Pulmonology Coding Alert

Ensure You're Using Modifier 26 Flawlessly Every Time

Don’t rely solely on who owns the equipment

When your pulmonologist orders certain tests or studies, such as pulmonary function tests, you’re challenged to figure out if using modifier 26 is necessary. Appending modifier 26 isn’t always straightforward, but using these three pointers will ensure your physician gets the payments he deserves, every time.
 
Generally, if a physician conducts diagnostic tests or other services using equipment he doesn’t own or lease, you should append modifier 26 (Professional component) to indicate that she provided only the physician component (the administration or interpretation) of the service.

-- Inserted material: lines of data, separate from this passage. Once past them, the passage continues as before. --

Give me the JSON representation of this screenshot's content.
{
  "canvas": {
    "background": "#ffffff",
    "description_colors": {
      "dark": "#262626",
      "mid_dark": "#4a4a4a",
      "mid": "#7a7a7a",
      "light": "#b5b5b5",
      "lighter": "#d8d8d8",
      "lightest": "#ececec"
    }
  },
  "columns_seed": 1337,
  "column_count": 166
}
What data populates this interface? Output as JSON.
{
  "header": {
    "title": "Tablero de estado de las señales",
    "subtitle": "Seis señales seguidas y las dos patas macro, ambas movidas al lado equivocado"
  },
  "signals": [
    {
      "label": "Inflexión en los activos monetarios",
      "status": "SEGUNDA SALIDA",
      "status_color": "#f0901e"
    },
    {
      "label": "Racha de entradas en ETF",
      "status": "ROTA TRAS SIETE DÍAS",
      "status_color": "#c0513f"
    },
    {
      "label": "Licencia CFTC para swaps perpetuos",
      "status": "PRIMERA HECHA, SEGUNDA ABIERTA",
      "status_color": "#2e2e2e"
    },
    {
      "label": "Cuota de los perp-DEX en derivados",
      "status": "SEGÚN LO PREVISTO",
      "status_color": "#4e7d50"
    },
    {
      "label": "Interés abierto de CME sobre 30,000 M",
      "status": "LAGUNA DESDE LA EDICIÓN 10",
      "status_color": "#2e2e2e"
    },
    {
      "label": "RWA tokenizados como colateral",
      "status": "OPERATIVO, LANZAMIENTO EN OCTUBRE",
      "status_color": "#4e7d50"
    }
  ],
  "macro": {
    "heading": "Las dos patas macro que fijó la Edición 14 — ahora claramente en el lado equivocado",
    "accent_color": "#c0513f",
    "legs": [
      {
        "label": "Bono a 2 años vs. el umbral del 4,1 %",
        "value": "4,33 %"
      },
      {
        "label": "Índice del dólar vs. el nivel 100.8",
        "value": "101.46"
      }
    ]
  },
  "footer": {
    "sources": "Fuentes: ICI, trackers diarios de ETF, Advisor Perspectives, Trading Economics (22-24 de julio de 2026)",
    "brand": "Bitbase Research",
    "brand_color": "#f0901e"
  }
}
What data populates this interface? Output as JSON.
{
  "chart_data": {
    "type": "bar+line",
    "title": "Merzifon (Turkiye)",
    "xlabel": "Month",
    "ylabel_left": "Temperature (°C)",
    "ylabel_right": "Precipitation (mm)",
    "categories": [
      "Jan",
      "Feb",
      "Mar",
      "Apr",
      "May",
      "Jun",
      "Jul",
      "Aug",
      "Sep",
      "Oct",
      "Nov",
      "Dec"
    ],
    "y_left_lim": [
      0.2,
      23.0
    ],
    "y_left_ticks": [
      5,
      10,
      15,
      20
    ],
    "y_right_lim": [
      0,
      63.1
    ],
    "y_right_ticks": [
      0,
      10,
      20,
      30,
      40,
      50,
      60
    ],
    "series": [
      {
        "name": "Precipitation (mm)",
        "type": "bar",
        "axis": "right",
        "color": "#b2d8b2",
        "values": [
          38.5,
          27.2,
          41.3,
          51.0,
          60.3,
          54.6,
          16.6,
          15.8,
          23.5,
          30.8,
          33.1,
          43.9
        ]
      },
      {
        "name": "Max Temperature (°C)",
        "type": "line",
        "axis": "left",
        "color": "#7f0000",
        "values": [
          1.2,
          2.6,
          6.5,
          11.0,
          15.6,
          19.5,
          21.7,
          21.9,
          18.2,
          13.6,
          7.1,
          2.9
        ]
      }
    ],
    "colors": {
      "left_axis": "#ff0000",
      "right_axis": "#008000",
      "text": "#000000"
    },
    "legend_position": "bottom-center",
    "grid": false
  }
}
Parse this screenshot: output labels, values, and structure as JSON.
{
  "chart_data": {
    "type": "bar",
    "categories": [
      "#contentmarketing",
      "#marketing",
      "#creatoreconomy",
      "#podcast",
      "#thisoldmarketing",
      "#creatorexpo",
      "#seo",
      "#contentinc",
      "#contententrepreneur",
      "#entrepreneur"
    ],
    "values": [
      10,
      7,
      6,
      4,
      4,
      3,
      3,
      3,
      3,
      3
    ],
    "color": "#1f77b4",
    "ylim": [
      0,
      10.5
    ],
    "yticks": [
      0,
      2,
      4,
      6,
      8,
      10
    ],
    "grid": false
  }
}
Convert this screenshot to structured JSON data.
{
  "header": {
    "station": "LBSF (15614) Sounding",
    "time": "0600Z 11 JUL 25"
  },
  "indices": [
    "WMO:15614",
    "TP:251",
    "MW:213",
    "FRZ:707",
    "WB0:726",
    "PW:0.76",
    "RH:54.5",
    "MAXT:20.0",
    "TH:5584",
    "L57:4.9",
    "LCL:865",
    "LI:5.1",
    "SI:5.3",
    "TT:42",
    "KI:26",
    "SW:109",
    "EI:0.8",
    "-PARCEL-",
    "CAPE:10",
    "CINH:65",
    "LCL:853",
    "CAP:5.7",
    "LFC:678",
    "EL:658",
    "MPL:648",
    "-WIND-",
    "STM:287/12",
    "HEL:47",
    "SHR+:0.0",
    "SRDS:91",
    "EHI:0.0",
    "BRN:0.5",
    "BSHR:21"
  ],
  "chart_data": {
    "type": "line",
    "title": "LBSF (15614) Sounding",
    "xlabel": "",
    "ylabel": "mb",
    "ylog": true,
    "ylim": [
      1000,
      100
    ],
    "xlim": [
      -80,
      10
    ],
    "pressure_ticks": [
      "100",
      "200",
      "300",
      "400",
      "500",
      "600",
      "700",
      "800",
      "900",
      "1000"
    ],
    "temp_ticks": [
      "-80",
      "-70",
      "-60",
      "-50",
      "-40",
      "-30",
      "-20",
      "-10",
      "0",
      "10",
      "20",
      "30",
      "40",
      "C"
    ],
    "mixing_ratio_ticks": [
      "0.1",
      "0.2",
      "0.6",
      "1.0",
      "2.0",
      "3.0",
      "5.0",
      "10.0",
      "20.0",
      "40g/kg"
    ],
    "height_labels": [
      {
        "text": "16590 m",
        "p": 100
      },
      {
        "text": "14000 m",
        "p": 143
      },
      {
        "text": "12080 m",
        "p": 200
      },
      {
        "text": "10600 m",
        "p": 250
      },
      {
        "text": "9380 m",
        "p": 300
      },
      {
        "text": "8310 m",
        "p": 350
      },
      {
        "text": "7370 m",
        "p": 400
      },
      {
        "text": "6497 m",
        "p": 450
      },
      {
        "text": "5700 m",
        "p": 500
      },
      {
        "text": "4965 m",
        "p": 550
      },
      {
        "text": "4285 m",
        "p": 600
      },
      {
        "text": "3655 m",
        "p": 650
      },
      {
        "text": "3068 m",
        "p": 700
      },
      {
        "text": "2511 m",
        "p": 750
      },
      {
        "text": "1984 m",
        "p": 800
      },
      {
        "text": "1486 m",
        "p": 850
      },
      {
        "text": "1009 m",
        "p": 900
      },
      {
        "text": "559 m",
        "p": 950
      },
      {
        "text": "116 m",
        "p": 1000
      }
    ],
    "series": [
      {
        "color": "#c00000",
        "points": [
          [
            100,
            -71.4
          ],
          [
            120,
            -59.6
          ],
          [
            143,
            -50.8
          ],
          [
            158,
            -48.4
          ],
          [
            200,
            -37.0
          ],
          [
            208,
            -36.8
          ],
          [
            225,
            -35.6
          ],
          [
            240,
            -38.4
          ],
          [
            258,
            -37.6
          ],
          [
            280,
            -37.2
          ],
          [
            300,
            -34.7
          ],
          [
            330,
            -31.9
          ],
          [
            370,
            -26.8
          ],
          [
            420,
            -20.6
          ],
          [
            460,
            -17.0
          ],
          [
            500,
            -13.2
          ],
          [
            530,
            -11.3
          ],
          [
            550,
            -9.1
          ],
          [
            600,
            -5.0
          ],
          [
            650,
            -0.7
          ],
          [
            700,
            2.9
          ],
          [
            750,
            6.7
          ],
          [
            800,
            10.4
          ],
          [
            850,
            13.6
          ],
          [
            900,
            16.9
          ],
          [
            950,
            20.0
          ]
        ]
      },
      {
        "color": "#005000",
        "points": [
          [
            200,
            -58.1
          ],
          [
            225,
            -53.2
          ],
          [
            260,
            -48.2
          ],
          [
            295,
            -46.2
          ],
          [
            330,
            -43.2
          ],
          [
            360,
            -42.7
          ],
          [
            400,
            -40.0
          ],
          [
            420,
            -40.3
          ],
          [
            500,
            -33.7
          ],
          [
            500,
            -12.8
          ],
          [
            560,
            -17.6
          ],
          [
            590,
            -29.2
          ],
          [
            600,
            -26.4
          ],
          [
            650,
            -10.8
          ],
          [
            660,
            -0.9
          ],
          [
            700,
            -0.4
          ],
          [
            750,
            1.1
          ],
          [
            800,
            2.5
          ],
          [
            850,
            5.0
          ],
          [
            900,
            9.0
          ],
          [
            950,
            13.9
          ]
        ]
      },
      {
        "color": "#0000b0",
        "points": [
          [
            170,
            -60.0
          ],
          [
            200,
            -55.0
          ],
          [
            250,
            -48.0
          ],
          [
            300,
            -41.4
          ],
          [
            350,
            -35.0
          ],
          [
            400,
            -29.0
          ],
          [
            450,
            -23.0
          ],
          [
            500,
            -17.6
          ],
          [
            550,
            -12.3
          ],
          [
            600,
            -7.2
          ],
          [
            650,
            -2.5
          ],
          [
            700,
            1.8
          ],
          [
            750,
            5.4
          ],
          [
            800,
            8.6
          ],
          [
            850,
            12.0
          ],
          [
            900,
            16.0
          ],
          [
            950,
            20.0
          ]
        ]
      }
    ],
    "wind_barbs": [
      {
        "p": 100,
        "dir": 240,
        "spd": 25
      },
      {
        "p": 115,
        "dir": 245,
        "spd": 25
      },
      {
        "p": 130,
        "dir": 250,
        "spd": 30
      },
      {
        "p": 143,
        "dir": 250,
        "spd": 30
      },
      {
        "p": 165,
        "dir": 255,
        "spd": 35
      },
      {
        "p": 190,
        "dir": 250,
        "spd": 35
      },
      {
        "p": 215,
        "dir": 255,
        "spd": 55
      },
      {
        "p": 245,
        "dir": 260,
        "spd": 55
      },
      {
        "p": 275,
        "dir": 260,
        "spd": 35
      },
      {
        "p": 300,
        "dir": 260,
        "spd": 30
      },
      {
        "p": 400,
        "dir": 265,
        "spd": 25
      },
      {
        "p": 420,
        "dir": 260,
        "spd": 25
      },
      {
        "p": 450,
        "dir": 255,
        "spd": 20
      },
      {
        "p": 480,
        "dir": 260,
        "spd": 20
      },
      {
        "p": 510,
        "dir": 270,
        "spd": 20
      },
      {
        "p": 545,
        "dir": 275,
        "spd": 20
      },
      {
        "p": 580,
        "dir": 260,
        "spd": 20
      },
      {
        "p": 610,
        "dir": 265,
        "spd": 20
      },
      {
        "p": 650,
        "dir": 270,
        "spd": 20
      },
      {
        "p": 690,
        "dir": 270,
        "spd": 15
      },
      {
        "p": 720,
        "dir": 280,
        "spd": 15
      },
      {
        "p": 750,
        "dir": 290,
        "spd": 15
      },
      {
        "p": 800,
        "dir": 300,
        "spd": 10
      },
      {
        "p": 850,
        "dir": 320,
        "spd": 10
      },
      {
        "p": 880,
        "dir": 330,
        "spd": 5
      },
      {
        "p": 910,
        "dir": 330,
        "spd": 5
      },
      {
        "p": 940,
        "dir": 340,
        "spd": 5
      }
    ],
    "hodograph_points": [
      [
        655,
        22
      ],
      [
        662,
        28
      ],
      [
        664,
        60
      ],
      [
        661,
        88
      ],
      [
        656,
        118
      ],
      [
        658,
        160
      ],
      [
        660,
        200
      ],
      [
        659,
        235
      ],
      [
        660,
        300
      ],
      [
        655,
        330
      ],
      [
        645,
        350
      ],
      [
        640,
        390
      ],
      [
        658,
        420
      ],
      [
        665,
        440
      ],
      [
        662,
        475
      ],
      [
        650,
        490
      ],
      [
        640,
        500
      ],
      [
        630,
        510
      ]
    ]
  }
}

Separate the Technical and Professional

If your physician provides both the technical and professional components of a service, he may report the appropriate CPT code with no modifiers.
 
But, “when the physician component is reported separately,” CPT specifies, “the service may be identified by adding modifier ‘26’ to the usual procedure number.” In the latter case, the facility providing the equipment may claim the “technical component” of the service (the cost of equipment, supplies, technician salaries, etc.) by reporting the appropriate CPT code appended with modifier TC (Technical component).
 
Explanation: CPT’s Appendix A (“Modifiers”) explains that some procedures are a combination of a technical component and a physician (or professional) component. If the far-left column of the Medicare Physician Fee Schedule database lists separate values for the code with modifiers 26 and TC, modifier 26 is appropriate if the physician provides only the service’s professional component.
 
Tip: Medicare’s Physician Fee Schedule, updated annually, is available as a free download at the CMS Web site
www.cms.hhs.gov/physicians/pfs/.
 
Example: The fee schedule lists values for both professional and technical components (0.05 and 0.62 relative value units, or RVUs, respectively) for spirometry code 94010 (Spirometry, including graphic record, total and timed vital capacity, expiratory flow rate measurement[s], with or without maximal voluntary ventilation). In other words, the full value of the code (0.67 RVUs) includes performance of the study, interpretation and report, as well as a fee for equipment, staff, etc.
 
Therefore, if the pulmonologist performs the test using equipment owned by a hospital or other facility and provides interpretation only, he must append modifier 26 to 94010. The facility will bill separately, appending modifier TC to 94010 to receive compensation for use of its equipment.
 
If the pulmonologist fails to append modifier 26 and the facility nonetheless bills with modifier TC, the technical portion of the service will have been double-billed, which could lead to accusations of fraud or a demand for repayment, says Laureen Jandroep, OTR, CPC, CCS-P, CPC-H, CCS, director and senior instructor for CRN Institute, an online coding certification training center based in Absecon, N.J.

Ask About More Than Ownership

Determining if modifier 26 is appropriate is not always as simple as asking, “Does the physician own the equipment?” When billing Medicare, for instance, physicians providing services in a hospital or facility setting cannot claim the technical portion of a procedure regardless of whether they own the equipment, says Neil Busis, MD, clinical associate professor at the University of Pittsburgh School of Medicine.
 
For instance, if the pulmonologist orders simple spirometry (94010) in his outpatient hospital office using his own equipment, you must append modifier 26.
 
Here’s why: Place-of-service 22 (Outpatient hospital) assumes that the hospital provides some portion of the physician practice management. Therefore, the hospital has the responsibility to report all facility-based fees, including technical charges associated with professional services provided by pulmonologists.

Negotiate With the Facility for Fee

A physician can still receive reimbursement for inpatient testing. Although the physician cannot bill the carrier for the technical component in the outpatient hospital setting, he may either bill the facility or establish a separate contract with it to receive the appropriate reimbursement, Busis says. This would apply in cases when the physician:

1. owns the equipment

2. employs the technician who performs the test

3. personally performs the test.

Even if the hospital owns the equipment, if either 2 or 3 of the above is true, the physician can recoup some payment, but this will require negotiation with the facility that he is providing the tests for.